Pasture
Pasture
The term pasture refers to the grazing of cattle in the mountains, from altitudes ranging from about 1000 m up to 2300-2500 m above sea level.
The pasture, also called monticazione or summatatura, takes place from the end of May to mid-September, but has a different duration depending on the altitude, exposure, position and vegetation of the pastures (minimum two months: July-August).
Pasture is a very ancient practice (already practiced by the Reti), which responds to economic and technical needs at the same time, both because it allows to exploit the high mountain forage production, unusable in any other way, and because it strengthens the animals and makes it more resistant to infections, particularly tuberculosis.
Although the pastures affect the alpine areas, this practice is also widely used in large areas of the Apennines and on the pastures of the Pyrenees and the Carpathians.
In Italy, the mountain pastures are operated at 600 m a.s.l. and the 2500-2700; it begins with the mountaineering, that is, the ascent to the alp, which takes place between the end of May and mid-June and ends with the demontication, that is, the descent to the plain which takes place at the end of September.
The pasture passes through various phases (transmutes) that are identified with pasture and structures placed at different heights on the same mountain (such as the maggenghi).
Furthermore, on the basis of the administrative organization (private, cooperative, public of a municipal, provincial or state type, etc.) and the management system (rent, management by private individuals, cooperatives, etc.) different economic-organizational.
The pasture can also differ according to the type of livestock used.

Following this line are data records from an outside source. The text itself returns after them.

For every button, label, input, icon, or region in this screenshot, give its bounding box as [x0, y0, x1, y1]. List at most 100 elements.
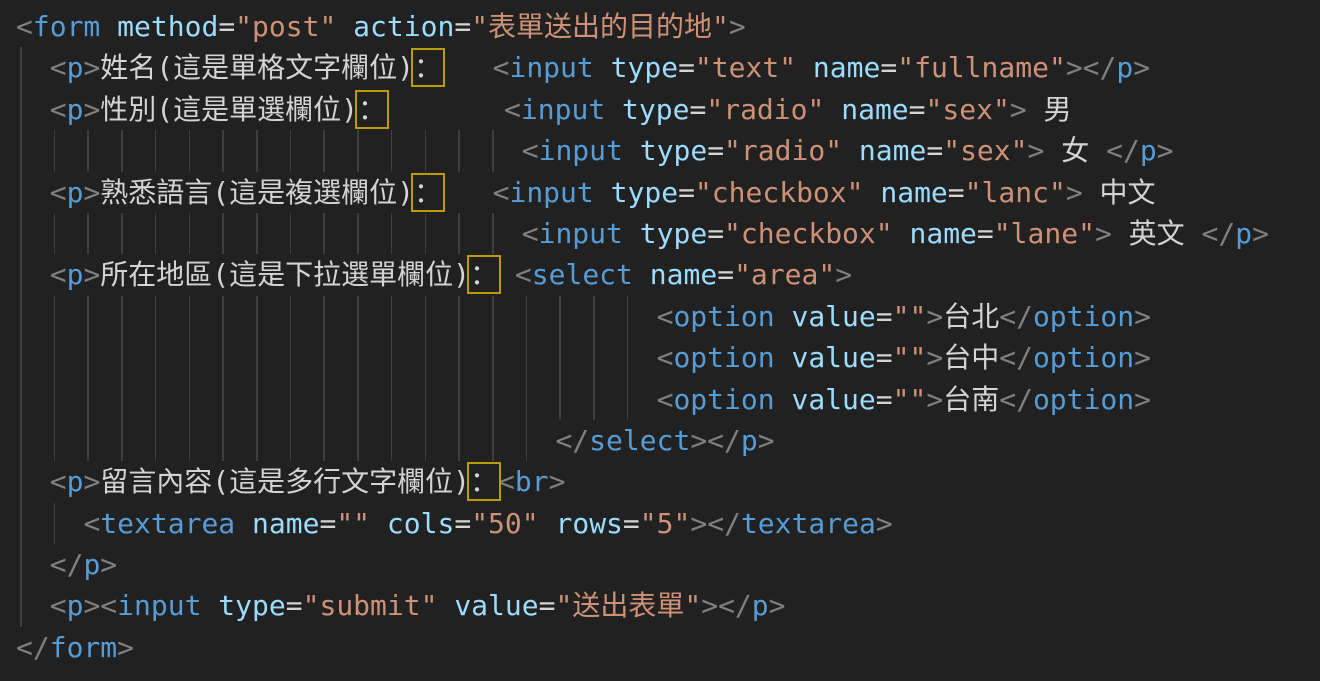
code-tag-name: p: [67, 51, 84, 84]
code-string: "sex": [943, 134, 1027, 167]
code-punctuation: </: [999, 341, 1033, 374]
code-punctuation: <: [657, 383, 674, 416]
code-equals: =: [454, 10, 471, 43]
leading-whitespace: [16, 424, 555, 457]
code-tag-name: option: [1033, 341, 1134, 374]
unicode-highlighted-char: ：: [470, 258, 498, 291]
code-equals: =: [880, 51, 897, 84]
code-tag-name: textarea: [100, 507, 235, 540]
code-punctuation: >: [1010, 93, 1027, 126]
leading-whitespace: [16, 300, 657, 333]
code-line[interactable]: <option value="">台南</option>: [16, 379, 1320, 420]
code-string: "": [893, 300, 927, 333]
code-punctuation: </: [555, 424, 589, 457]
code-punctuation: <: [504, 93, 521, 126]
code-punctuation: >: [1252, 217, 1269, 250]
code-line[interactable]: <p>熟悉語言(這是複選欄位)： <input type="checkbox" …: [16, 172, 1320, 213]
code-line[interactable]: <option value="">台中</option>: [16, 337, 1320, 378]
code-line[interactable]: <input type="radio" name="sex"> 女 </p>: [16, 130, 1320, 171]
code-line[interactable]: <form method="post" action="表單送出的目的地">: [16, 6, 1320, 47]
code-text: [442, 176, 493, 209]
code-text: 所在地區(這是下拉選單欄位): [100, 258, 470, 291]
code-punctuation: <: [50, 465, 67, 498]
code-tag-name: p: [1140, 134, 1157, 167]
code-punctuation: <: [50, 93, 67, 126]
code-line-content: </p>: [16, 548, 117, 581]
code-punctuation: <: [522, 134, 539, 167]
leading-whitespace: [16, 589, 50, 622]
code-line[interactable]: <p>姓名(這是單格文字欄位)： <input type="text" name…: [16, 47, 1320, 88]
code-attribute-name: value: [775, 341, 876, 374]
code-attribute-name: type: [623, 134, 707, 167]
code-attribute-name: name: [633, 258, 717, 291]
code-tag-name: select: [532, 258, 633, 291]
unicode-highlighted-char: ：: [414, 51, 442, 84]
code-attribute-name: value: [775, 300, 876, 333]
code-tag-name: option: [673, 300, 774, 333]
code-punctuation: >: [769, 589, 786, 622]
code-editor[interactable]: <form method="post" action="表單送出的目的地"> <…: [0, 0, 1320, 681]
unicode-highlighted-char: ：: [470, 465, 498, 498]
code-string: "5": [640, 507, 691, 540]
code-punctuation: <: [50, 589, 67, 622]
code-punctuation: <: [657, 300, 674, 333]
code-line[interactable]: <input type="checkbox" name="lane"> 英文 <…: [16, 213, 1320, 254]
leading-whitespace: [16, 548, 50, 581]
code-line-content: <form method="post" action="表單送出的目的地">: [16, 10, 746, 43]
code-line[interactable]: </p>: [16, 544, 1320, 585]
code-line[interactable]: </select></p>: [16, 420, 1320, 461]
code-punctuation: >: [835, 258, 852, 291]
code-attribute-name: value: [437, 589, 538, 622]
code-punctuation: </: [1106, 134, 1140, 167]
code-punctuation: <: [50, 258, 67, 291]
code-line[interactable]: <textarea name="" cols="50" rows="5"></t…: [16, 503, 1320, 544]
code-equals: =: [539, 589, 556, 622]
code-tag-name: p: [67, 258, 84, 291]
code-text: 性別(這是單選欄位): [100, 93, 358, 126]
code-equals: =: [876, 300, 893, 333]
code-punctuation: >: [926, 300, 943, 333]
code-line-content: <p>姓名(這是單格文字欄位)： <input type="text" name…: [16, 51, 1150, 84]
code-line[interactable]: <p>性別(這是單選欄位)： <input type="radio" name=…: [16, 89, 1320, 130]
code-equals: =: [977, 217, 994, 250]
code-string: "表單送出的目的地": [471, 10, 729, 43]
code-punctuation: >: [1028, 134, 1045, 167]
code-line-content: </select></p>: [16, 424, 775, 457]
code-equals: =: [876, 383, 893, 416]
code-attribute-name: type: [594, 51, 678, 84]
code-line-content: <p>所在地區(這是下拉選單欄位)： <select name="area">: [16, 258, 852, 291]
leading-whitespace: [16, 258, 50, 291]
code-equals: =: [623, 507, 640, 540]
code-punctuation: >: [729, 10, 746, 43]
leading-whitespace: [16, 341, 657, 374]
code-punctuation: <: [515, 258, 532, 291]
code-equals: =: [707, 217, 724, 250]
code-line[interactable]: </form>: [16, 627, 1320, 668]
code-line-content: <p>留言內容(這是多行文字欄位)：<br>: [16, 465, 565, 498]
code-equals: =: [678, 176, 695, 209]
code-punctuation: >: [1133, 51, 1150, 84]
code-string: "": [336, 507, 370, 540]
code-tag-name: input: [539, 217, 623, 250]
code-punctuation: </: [1083, 51, 1117, 84]
code-line[interactable]: <option value="">台北</option>: [16, 296, 1320, 337]
code-line-content: <input type="radio" name="sex"> 女 </p>: [16, 134, 1174, 167]
code-string: "submit": [303, 589, 438, 622]
code-line[interactable]: <p><input type="submit" value="送出表單"></p…: [16, 585, 1320, 626]
code-tag-name: option: [673, 383, 774, 416]
code-punctuation: >: [83, 176, 100, 209]
leading-whitespace: [16, 217, 522, 250]
code-line[interactable]: <p>留言內容(這是多行文字欄位)：<br>: [16, 461, 1320, 502]
code-string: "fullname": [897, 51, 1066, 84]
code-tag-name: input: [521, 93, 605, 126]
code-punctuation: >: [83, 93, 100, 126]
code-text: 熟悉語言(這是複選欄位): [100, 176, 414, 209]
code-attribute-name: method: [100, 10, 218, 43]
code-equals: =: [454, 507, 471, 540]
code-line-content: <p><input type="submit" value="送出表單"></p…: [16, 589, 786, 622]
code-punctuation: </: [707, 507, 741, 540]
code-line[interactable]: <p>所在地區(這是下拉選單欄位)： <select name="area">: [16, 254, 1320, 295]
code-tag-name: p: [1116, 51, 1133, 84]
code-punctuation: <: [493, 51, 510, 84]
code-punctuation: >: [100, 548, 117, 581]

You can thus have the pasture for cattle (the most common), for sheep, goats, horses or for mixed livestock (including pigs and poultry).
In general, the alpine and pre-alpine pastures host mainly cattle (85% in the first case and about 95% in the second) while the Apennine ones are exploited exclusively by sheep.
The livestock load expected in the mountain pastures obviously differs according to the type of animals; for the entire duration of the pasture, 1.5-2 hectares are needed for each cattle, while a single hectare can feed 4 to 6 sheep.
The pasture, conducted with agroecological techniques, brings considerable advantages to the animals, both from the food point of view (greater nutritional value which is reflected both on the health and on the quality of livestock products), and from that of physical activity (development of muscles , increase in circulatory, respiratory and lung capacity due to rarefaction of the air and increased physical effort) and environmental factors (quality of the breathed air and increase in active radiation with beneficial effects on skin, hair, glandular activity and metabolism).
In addition, the pasture allows the land grazed by animals an enrichment of macro and microelements for the cultivation of agricultural land, primarily nitrogen, useful for plant growth but above all for the contribution of organic substance that gives greater stability to mountain soils. , notoriously arranged on more delicate and complex orographic and morphological systems.